TS/JS/TSX/JSX — tree-sitter queries extract imports, functions, generator functions, arrow functions, classes, methods, interfaces, and type aliases. Each chunk’s contextContent prepends a breadcrumb, the import block, and (for methods) the class header for better embedding signal. Adjacent tiny chunks (below minChunkTokens) are merged to avoid low-quality micro-embeddings.

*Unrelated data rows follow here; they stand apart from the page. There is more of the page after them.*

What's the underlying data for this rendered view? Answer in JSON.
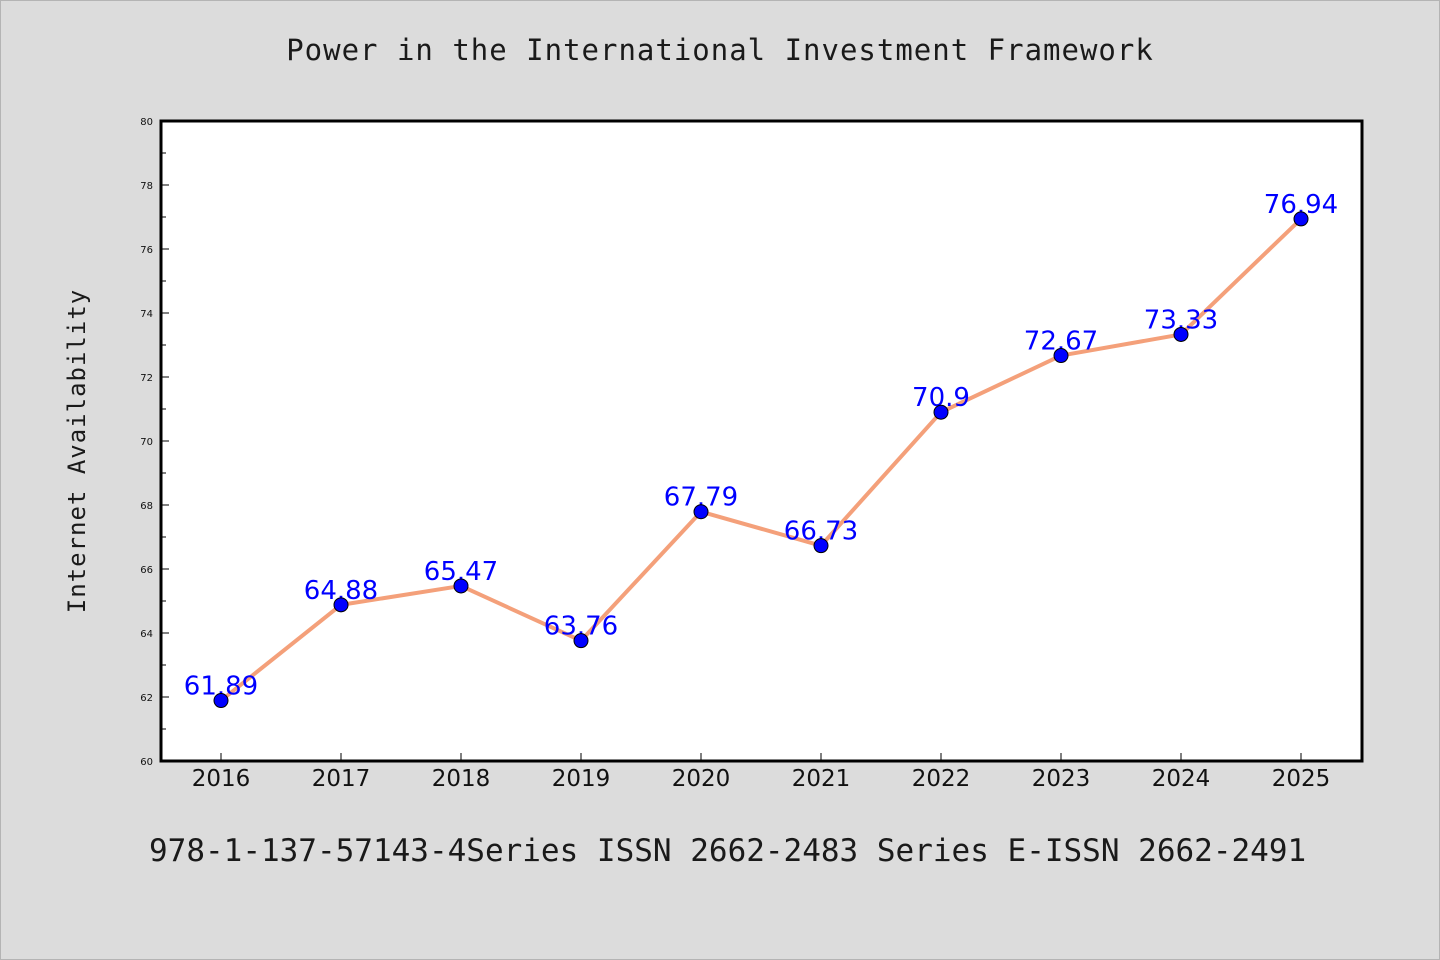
{
  "chart_data": {
    "type": "line",
    "title": "Power in the International Investment Framework",
    "xlabel": "",
    "ylabel": "Internet Availability",
    "categories": [
      "2016",
      "2017",
      "2018",
      "2019",
      "2020",
      "2021",
      "2022",
      "2023",
      "2024",
      "2025"
    ],
    "values": [
      61.89,
      64.88,
      65.47,
      63.76,
      67.79,
      66.73,
      70.9,
      72.67,
      73.33,
      76.94
    ],
    "data_labels": [
      "61.89",
      "64.88",
      "65.47",
      "63.76",
      "67.79",
      "66.73",
      "70.9",
      "72.67",
      "73.33",
      "76.94"
    ],
    "ylim": [
      60,
      80
    ],
    "yticks": [
      60,
      62,
      64,
      66,
      68,
      70,
      72,
      74,
      76,
      78,
      80
    ],
    "grid": false,
    "colors": {
      "line": "#f4a07a",
      "marker": "#0000ff",
      "label": "#0000ff",
      "background": "#dcdcdc",
      "plot_area": "#ffffff"
    }
  },
  "footer": {
    "text": "978-1-137-57143-4Series ISSN 2662-2483 Series E-ISSN 2662-2491"
  }
}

JSON — files with ≤3 top-level keys or under the size threshold: single chunk. Larger files: one chunk per top-level key.
Markdown — split at H1/H2/H3 headings; each section carries its full breadcrumb (# Guide > ## Setup > ### Config).
Other languages (305 total) — grammar loaded lazily on first encounter; structure extraction (functions, classes, methods) where the grammar supports it, whole-file fallback otherwise.